One of the most common problems that we observe among many of our clients is the persistent threat of cross contamination – that is, malware that spreads from one website to another when they are hosted in the same environment. This is particularly common within cPanel environments when add-on domains are used, or within improperly configured Virtual Private Servers (VPS). While we have been warning clients about the risks posed by cross contamination for many years, we haven’t yet produced any content instructing website owners on exactly how to avoid it. Fortunately, today that changes with the release of our new secure VPS configuration guide!
What is cross-contamination?
When website owners first configure their hosting environment security is not always the first thing on their minds. They’re excited to get their brand new websites up and running, why would they be thinking about hackers? In fact, most often security doesn’t even cross a website owners’ minds until after they get hacked and their website is belching out malware and blocked by Google.
Oftentimes website owners opt for the most easy, cheap, and convenient route to get their websites configured, after all why wouldn’t they? However, when multiple websites are all crammed into the same cPanel instance or all just thrown into the default directory of their hosting server (owned by the same user, no less) this can create a perfect environment for malware to spread between websites.

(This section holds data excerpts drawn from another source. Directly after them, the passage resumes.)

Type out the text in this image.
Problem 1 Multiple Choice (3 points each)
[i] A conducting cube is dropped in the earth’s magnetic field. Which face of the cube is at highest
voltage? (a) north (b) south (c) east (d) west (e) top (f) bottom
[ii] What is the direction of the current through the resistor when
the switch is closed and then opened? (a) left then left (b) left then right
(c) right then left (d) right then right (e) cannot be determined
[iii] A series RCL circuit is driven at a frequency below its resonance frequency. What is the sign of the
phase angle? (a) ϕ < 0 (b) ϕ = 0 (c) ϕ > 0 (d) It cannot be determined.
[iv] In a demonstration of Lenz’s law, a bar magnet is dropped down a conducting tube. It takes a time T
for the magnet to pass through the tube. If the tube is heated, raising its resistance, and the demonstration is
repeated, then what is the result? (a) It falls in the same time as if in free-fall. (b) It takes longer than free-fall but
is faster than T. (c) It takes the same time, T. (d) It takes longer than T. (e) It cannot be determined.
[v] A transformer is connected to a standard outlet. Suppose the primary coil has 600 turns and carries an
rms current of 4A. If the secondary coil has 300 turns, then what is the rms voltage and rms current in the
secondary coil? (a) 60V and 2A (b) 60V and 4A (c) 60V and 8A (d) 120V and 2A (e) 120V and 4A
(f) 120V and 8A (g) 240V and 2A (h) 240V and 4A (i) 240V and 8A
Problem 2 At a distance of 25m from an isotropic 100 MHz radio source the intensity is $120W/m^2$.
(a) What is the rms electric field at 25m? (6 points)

What can end up happening is that a single compromised administrator user on a WordPress site can bring down your entire fleet of websites and cause a major headache (and cost a lot of money to get repaired). Believe us, we have seen it happen many times!
Fortunately, with a little bit of know-how you can configure a secure VPS hosting environment where cross contamination is not possible, and we can do so by leveraging PHP-FPM.
What is PHP-FPM?
PHP-FPM is an advanced FastCGI process manager for PHP, providing a significant performance boost over traditional CGI-based methods. It provides a robust and scalable architecture for PHP applications, allowing a secure separation of different websites running on the same server. This isolation is particularly useful when you’re trying to avoid cross-contamination of malware, a common issue when hosting multiple sites on the same VPS.
With a simple LEMP stack (Linux, NGINX, MySql/MariaDB, PHP), we can use NGINX in conjunction with PHP-FPM for a scalable environment to house multiple websites in a secure fashion. File permissions and ownership are only half the battle – what’s essential is that the underlying PHP process running on the server are run by separate users. This is the key to avoiding cross contamination!
Ideally, you’ll need to be comfy using a command line interface and SSH. But don’t worry, if you’re not familiar with that then now is the perfect time to learn!
In the realm of cybersecurity, there’s no such thing as a ‘one-size-fits-all’ solution. However, using PHP-FPM on your VPS offers a robust and effective measure for ensuring that a security issue with one website doesn’t spill over and affect others. This setup allows us to combat the menace of cross-contamination, creating a safer, more secure digital environment.
Remember, setting up a secure environment is just the beginning. Regular monitoring and updating of your systems will help you stay ahead of potential security threats. This configuration will help prevent the spread of malware between websites, but it won’t prevent your websites from getting hacked altogether. We always recommend leveraging 2FA, routine website maintenance, enabling automatic plugin updates, hardening WordPress by securing your administrator panel and using a website firewall.
Always keep your finger on the pulse of the latest developments in cybersecurity and remain vigilant. Stay safe out there!